Overall, though, on foreign affairs, and on defence, our capacities to lead were degraded by neglect from the centre. The Prime Minister’s Office (PMO) used foreign postings as offerings to Liberal party loyalists, many of whom stumbled in comfort. Trudeau is liked by other leaders, because his decency is what they expect from Canada, but he brings little to the debate except assent (though on Ukraine, it counts). Events have caused us to lose all influence in Beijing, Delhi, and, of course, and inevitably, in Moscow. Deferring to an extraordinary extraterritorial demand by an overreaching US Department of Justice to arrest the CFO of a Chinese telecommunications company led to an imbroglio through poor handling.

We should not be surprised that Canadian expectations of foreign policy activism have so receded given our extremely parochial media. Look at the CBC English website and weep at what isn’t there about what’s happening in the world. To say, as CBC English TV management does, that they are reporting on the local preoccupations of their audience (now down to 3 1/2% of TV viewers in English), is to come to a completely different conclusion from Radio-Canada RCI, whose international coverage is excellent.

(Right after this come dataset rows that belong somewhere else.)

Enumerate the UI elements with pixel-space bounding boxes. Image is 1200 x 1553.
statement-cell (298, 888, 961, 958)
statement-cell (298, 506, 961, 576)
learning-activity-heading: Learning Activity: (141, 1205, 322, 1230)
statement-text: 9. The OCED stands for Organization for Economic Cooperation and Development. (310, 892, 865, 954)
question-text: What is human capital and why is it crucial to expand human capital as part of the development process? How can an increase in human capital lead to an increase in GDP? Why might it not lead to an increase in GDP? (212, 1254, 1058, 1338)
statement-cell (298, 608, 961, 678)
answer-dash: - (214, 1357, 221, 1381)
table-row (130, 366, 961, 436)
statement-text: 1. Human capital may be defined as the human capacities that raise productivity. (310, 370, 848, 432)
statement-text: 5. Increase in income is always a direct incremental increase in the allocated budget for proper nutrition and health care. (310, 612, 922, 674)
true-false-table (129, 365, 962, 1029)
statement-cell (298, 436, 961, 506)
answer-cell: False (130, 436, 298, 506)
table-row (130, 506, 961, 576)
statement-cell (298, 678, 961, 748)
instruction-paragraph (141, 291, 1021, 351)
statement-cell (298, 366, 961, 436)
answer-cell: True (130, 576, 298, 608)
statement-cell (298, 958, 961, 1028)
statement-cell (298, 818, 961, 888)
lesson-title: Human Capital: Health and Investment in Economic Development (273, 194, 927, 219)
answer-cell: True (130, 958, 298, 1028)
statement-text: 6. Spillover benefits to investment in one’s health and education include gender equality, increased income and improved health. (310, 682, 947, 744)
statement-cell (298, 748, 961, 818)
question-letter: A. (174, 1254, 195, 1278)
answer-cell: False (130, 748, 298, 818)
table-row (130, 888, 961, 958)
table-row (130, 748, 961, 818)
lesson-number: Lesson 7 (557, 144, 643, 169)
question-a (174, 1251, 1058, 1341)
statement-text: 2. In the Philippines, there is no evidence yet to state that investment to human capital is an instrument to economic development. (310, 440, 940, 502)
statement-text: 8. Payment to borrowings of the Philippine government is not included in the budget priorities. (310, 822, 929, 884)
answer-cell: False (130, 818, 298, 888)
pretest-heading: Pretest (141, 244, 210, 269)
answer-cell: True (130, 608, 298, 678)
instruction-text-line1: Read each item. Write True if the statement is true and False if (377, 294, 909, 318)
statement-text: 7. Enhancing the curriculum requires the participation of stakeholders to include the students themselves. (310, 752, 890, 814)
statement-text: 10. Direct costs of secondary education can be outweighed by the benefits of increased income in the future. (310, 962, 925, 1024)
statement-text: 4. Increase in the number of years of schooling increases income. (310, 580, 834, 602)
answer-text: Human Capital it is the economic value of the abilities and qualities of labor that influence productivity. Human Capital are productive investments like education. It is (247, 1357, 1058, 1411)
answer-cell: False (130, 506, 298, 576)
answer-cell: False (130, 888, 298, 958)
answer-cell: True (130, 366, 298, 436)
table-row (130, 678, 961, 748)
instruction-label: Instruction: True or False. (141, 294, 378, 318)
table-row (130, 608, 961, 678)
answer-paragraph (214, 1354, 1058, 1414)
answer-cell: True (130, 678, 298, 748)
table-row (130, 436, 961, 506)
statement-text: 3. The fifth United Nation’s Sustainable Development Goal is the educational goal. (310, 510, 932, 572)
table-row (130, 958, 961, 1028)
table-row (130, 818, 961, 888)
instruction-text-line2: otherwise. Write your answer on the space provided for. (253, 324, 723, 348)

In the eventual election campaign, there will no doubt be over-heated attention to foreign interference in our elections, or to ritualistic carbon abatement clauses in our treaties, but little debate about Canada’s role in the world. The Liberals seem to think that anti-Trumpism in Canada can be hung on Conservative leader Poilievre. The best they can think of in the way of stand-out foreign policy initiatives is to adapt Chretien’s “Team Canada” brand of outreach for Canadian market access defence in what could be a menacing US political landscape by assigning to ministers what our Washington embassy, consulates, and multiple citizens and economic actors have been doing in a full-court political press in the US for a decade.

It would be gratifying if a decisive Arctic policy were a feature of the election campaign. Sustained materiel and financial aid to Ukraine ought to be, especially if the Conservative base seems influenced by MAGA Trump supporters in the US to favour cutting back on support. Trudeau has to reiterate why Ukraine’s defence is our own, and that of the most essential of international norms. But it isn’t just a matter of sanctioning Russians. It needs strenuous Canadian leadership to build back world-wide recommitment to viable and fair international rule of law. 

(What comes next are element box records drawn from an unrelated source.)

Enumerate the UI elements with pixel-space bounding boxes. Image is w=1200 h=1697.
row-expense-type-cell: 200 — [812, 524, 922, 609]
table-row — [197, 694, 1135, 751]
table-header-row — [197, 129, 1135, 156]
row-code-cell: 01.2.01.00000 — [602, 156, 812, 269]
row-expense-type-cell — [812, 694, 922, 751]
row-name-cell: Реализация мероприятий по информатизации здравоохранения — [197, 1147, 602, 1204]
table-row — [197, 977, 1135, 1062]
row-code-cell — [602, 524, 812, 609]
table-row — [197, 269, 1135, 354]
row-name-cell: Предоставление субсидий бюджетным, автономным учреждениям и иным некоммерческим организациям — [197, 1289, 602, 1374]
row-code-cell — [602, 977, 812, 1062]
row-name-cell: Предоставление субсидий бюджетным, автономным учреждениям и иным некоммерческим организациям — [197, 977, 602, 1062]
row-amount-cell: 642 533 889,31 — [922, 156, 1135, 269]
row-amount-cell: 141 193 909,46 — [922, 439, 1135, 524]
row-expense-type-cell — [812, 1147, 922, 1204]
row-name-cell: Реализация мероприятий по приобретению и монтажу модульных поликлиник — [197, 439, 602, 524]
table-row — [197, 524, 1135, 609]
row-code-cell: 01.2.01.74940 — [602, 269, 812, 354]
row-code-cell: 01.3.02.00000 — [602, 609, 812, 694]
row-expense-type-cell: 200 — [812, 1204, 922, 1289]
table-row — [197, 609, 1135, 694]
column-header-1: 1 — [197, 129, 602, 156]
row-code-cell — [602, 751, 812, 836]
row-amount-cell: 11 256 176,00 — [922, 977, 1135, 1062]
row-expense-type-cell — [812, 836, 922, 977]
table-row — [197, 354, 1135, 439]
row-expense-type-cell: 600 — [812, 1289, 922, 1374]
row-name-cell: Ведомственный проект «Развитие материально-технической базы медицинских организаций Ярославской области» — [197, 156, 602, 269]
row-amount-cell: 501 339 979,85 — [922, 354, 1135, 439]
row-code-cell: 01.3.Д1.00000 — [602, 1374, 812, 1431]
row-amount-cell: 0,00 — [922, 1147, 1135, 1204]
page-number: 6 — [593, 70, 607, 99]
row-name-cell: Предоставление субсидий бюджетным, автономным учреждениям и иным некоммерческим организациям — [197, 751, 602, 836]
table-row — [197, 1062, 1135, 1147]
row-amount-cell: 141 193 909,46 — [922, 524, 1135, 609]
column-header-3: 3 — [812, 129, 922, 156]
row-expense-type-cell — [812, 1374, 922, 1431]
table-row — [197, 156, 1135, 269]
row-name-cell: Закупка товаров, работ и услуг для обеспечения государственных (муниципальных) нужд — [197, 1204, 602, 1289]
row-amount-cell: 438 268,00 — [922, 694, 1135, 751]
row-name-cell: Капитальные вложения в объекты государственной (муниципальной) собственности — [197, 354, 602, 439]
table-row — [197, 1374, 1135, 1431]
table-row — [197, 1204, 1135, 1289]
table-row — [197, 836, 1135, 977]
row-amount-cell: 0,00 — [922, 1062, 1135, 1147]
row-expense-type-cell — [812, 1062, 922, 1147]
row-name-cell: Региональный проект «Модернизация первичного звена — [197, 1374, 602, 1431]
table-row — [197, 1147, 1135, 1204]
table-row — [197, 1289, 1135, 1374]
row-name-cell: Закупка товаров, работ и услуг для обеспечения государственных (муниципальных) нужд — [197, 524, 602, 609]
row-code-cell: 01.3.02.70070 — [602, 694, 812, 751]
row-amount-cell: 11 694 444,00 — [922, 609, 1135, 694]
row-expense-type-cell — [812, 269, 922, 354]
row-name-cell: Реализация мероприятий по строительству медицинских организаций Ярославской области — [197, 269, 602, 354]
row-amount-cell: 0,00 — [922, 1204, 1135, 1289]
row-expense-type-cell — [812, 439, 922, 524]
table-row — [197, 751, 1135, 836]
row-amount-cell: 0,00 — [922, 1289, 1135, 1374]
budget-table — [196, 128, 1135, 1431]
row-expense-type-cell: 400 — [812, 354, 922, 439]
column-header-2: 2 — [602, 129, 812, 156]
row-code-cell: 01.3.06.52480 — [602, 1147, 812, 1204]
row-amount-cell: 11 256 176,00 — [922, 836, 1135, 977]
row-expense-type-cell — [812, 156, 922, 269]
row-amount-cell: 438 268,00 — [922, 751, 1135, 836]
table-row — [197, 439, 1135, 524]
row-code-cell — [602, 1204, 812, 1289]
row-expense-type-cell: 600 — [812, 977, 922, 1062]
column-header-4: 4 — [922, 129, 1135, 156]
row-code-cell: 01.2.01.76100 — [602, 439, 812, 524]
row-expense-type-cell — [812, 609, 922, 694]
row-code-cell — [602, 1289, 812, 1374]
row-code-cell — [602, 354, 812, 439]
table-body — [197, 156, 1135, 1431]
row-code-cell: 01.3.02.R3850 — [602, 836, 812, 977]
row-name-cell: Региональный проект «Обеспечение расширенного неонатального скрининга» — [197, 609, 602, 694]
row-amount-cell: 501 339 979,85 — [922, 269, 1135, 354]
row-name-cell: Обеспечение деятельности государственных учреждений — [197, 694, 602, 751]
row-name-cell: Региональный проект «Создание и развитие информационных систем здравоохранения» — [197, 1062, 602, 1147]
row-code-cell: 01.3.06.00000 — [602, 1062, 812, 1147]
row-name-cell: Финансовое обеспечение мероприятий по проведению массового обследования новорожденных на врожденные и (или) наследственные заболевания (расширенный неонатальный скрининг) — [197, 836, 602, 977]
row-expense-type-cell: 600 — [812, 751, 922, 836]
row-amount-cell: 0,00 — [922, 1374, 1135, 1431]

The election probably turns most on personal suitability to lead, a choice of styles and evaluations of character. Incumbents in every democracy are having a tough time with disgruntled publics tired of over-exposed leaders. Some, like New Zealand’s change-agent prime minister so popular several years ago, Jacinda Ardern, decided time’s up, and graciously stepped out of the fray. The most recent Nanos poll has Justin Trudeau as first preference of only 20% of Canadians.

International times are tough. But history doesn’t advance in a straight line. It lapses backwards, slides sideways, and then moves forward again. A Canadian government needs to return to the front of that necessary advance and mobilize the support of Canadians for that effort in their internationalist interest.

Contributing Writer Jeremy Kinsman served as Canada’s Ambassador to Russia, Italy and the European Union and as High Commissioner to the UK. He is a Distinguished Fellow of the Canadian International Council.